The reason for the disparity of improvement in the L-cysteine productivity and final L-cysteine concentrations between the strain overexpressing CYSS and the strain overexpressing SLCYSS is most likely the sulphur utilisation. While the overexpression of SLCYSS intensifies a pathway already being utilised for L-cysteine synthesis from thiosulfate and only utilises one of the two sulphur atoms of thiosulfate, the overexpression of CYSS enhances a parallel synthesis pathway that can take advantage of the second sulphur atom of thiosulfate after is cleavage from sulfocysteine by SCYSSL. This is supported when comparing the L-cysteine’s sulphur molar yields of the production processes with these strains; the overexpression of SLCYSS increased the sulphur molar yield of L-cysteine from up to 22.7% in the reference process with pCys to up to 55.0% with the strain carrying the plasmid pCysM. This means that with the overexpression of SLCYSS slightly more than half of the sulphur atoms provided to the process are incorporated into cysteine. In contrast, the overexpression of CYSS increases the sulphur molar yield to up to 74.7%. This effect was not quantified in the MCA because the model does not take the availability of sulphur ions into account, since it was not possible to quantify the intracellular sulfphur ion concentrations with the available analytical methods.

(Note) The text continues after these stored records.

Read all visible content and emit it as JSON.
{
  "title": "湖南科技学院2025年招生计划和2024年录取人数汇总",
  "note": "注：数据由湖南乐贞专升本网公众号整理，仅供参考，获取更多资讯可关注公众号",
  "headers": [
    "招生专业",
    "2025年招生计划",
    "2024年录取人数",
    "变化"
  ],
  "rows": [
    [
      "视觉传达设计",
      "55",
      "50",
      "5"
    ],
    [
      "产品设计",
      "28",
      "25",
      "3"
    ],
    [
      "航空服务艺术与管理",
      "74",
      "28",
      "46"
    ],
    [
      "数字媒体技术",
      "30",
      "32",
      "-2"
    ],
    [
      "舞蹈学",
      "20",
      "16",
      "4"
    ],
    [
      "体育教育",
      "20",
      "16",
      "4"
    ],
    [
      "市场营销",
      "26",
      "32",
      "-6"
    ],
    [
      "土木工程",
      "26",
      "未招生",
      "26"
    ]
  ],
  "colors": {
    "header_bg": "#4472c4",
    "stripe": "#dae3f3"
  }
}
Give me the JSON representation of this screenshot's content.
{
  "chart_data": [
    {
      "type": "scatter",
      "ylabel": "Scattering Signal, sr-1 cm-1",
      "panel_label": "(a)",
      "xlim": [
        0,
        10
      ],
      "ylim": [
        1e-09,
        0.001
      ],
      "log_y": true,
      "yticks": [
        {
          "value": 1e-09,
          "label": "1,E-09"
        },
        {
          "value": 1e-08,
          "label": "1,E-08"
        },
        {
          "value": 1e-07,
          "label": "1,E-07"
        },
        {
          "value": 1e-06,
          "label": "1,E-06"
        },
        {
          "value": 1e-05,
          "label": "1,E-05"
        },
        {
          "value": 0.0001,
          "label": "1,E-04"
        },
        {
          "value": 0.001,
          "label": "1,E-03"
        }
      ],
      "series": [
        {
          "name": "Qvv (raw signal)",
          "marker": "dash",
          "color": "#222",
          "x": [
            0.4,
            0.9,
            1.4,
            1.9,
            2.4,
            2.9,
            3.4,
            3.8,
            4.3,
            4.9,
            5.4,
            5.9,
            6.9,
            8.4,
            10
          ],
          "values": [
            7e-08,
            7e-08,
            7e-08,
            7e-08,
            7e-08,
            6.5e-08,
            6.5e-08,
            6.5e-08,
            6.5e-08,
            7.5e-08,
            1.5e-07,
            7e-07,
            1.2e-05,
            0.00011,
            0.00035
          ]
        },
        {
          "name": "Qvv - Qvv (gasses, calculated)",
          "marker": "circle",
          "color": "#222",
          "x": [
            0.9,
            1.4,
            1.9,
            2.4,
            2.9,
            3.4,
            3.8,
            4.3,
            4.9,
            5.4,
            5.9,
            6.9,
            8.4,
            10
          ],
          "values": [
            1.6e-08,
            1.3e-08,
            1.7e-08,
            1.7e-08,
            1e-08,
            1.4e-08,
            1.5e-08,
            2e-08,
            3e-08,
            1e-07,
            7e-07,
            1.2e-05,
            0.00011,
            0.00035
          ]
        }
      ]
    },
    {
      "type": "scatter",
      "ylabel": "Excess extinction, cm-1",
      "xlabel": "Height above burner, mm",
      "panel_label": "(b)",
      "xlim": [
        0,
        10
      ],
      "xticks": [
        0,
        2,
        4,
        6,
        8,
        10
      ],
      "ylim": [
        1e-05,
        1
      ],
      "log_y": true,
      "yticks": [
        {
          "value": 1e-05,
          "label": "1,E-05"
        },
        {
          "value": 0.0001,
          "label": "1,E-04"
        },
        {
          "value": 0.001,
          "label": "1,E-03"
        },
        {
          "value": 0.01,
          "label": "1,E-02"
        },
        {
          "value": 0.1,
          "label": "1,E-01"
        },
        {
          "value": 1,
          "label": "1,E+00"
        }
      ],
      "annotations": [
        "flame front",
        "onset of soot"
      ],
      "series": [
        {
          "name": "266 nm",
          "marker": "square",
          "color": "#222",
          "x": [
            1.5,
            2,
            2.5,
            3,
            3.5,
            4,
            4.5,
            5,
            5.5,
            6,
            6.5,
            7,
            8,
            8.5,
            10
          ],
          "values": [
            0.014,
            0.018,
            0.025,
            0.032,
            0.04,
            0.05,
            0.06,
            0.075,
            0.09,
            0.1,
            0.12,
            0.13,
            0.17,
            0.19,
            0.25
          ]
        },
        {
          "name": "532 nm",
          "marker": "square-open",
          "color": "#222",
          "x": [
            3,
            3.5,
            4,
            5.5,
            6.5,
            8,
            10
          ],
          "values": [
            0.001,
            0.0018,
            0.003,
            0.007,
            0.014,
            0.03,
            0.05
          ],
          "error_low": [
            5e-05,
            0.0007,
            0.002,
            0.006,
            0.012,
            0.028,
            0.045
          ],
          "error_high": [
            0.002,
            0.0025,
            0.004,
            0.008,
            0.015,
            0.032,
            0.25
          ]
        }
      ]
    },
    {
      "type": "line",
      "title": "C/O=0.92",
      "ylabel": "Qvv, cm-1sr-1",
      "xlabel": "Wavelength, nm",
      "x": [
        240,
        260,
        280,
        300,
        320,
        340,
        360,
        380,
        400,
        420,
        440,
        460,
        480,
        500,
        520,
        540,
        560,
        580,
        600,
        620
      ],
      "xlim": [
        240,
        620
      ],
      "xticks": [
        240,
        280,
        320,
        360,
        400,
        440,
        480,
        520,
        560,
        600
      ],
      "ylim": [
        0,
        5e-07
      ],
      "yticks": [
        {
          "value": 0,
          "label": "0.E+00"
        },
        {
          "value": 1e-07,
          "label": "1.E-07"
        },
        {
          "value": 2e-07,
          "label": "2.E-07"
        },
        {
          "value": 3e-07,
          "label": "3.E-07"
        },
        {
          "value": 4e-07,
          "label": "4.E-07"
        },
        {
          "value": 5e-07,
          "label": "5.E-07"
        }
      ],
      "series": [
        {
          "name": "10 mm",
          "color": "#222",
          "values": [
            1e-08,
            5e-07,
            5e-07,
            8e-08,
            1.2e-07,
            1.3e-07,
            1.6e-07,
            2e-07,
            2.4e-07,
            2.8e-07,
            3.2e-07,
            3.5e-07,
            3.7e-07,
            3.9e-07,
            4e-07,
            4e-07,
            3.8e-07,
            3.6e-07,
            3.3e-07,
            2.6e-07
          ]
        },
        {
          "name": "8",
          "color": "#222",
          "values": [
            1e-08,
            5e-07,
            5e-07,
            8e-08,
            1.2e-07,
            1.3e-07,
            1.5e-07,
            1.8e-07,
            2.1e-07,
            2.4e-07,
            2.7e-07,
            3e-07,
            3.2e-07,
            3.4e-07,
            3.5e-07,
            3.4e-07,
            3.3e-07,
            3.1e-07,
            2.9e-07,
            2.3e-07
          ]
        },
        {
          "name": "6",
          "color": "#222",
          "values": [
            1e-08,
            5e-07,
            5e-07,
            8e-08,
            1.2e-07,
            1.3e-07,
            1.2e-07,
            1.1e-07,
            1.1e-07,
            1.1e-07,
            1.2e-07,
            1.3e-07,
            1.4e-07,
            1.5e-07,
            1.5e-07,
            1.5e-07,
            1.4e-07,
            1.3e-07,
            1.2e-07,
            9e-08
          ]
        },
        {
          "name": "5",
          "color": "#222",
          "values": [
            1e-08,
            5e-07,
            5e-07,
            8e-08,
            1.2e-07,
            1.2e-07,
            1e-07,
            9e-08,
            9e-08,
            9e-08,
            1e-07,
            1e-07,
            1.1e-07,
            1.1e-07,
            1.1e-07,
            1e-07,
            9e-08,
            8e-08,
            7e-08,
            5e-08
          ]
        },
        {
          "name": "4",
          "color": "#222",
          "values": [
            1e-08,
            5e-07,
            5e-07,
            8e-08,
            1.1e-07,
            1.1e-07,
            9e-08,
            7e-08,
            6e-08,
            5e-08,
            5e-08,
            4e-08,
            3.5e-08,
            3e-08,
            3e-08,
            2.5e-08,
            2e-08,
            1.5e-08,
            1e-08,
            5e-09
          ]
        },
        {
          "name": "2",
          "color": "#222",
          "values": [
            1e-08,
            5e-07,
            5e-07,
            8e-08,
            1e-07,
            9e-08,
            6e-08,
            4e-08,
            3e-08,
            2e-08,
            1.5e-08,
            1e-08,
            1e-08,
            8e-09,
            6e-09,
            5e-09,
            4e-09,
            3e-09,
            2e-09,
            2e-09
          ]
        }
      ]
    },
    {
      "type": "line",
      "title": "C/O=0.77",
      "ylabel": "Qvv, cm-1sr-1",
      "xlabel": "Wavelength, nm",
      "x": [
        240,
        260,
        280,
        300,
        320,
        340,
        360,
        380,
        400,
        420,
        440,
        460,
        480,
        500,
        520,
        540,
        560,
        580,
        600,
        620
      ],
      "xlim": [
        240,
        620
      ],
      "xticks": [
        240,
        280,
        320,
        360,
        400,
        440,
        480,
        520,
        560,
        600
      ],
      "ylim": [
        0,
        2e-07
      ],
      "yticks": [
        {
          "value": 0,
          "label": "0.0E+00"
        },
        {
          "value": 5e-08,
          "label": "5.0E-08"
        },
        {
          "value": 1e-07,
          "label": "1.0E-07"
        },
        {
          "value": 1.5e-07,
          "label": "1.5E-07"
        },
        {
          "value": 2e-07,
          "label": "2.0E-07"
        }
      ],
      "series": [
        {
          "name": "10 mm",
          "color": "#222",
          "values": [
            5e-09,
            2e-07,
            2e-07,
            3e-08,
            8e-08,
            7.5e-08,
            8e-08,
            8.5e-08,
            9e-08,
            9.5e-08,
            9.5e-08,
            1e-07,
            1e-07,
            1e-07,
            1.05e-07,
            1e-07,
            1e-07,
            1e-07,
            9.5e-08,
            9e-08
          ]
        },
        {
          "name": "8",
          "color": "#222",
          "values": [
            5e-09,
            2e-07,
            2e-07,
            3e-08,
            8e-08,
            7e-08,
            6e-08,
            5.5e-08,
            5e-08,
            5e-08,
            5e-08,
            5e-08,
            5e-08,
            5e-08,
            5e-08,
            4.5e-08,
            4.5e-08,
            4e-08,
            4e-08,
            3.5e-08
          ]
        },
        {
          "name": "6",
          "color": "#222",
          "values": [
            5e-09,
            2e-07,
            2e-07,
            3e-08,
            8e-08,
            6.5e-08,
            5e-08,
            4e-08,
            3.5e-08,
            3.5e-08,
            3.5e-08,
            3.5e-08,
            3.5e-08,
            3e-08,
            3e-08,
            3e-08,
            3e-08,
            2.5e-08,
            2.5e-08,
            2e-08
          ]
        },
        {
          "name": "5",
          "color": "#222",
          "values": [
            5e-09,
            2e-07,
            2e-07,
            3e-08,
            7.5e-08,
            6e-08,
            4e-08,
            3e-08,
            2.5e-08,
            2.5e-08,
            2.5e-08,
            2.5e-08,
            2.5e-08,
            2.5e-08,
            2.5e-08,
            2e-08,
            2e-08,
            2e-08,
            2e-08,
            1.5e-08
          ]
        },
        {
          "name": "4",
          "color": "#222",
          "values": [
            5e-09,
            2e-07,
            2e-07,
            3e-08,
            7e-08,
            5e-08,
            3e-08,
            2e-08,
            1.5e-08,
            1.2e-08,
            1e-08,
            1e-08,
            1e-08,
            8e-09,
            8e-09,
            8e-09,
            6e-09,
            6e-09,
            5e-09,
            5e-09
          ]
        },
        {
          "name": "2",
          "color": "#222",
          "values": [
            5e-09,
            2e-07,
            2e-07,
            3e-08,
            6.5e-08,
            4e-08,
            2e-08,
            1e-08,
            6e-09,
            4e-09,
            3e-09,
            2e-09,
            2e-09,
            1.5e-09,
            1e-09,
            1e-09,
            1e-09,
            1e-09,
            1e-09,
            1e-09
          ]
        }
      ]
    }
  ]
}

The use of in vivo MCA may lead to more bioprocess-relevant and more targeted strain optimisation approaches, as was the case in the present publication. However, they require extensive knowledge of the enzyme regulation and allosteric effects caused by the internal metabolites to accurately model the impact of deliberate changes in the enzyme levels on a genome-wide scale. The integration of kinetic information is required to understand the mechanism underlying the change in metabolic fluxes that can be calculated by constraint-based models like MCA and remains a topic of great scientific interest (Link et al. 2014). As an example, Bi et al. (2023) utilised a small kinetic model of glycolysis to accurately predict oscillations in the internal pyruvate concentrations in starved E. coli cells which were submitted to stepwise increases in the feeding rates of glycolytic intermediates. The integration in the genome-scale metabolic modelling of dynamic behaviours through the incorporation of kinetic information may help enhance the predictive power of the analyses and simplify the experimental effort put into reaching stationary stages.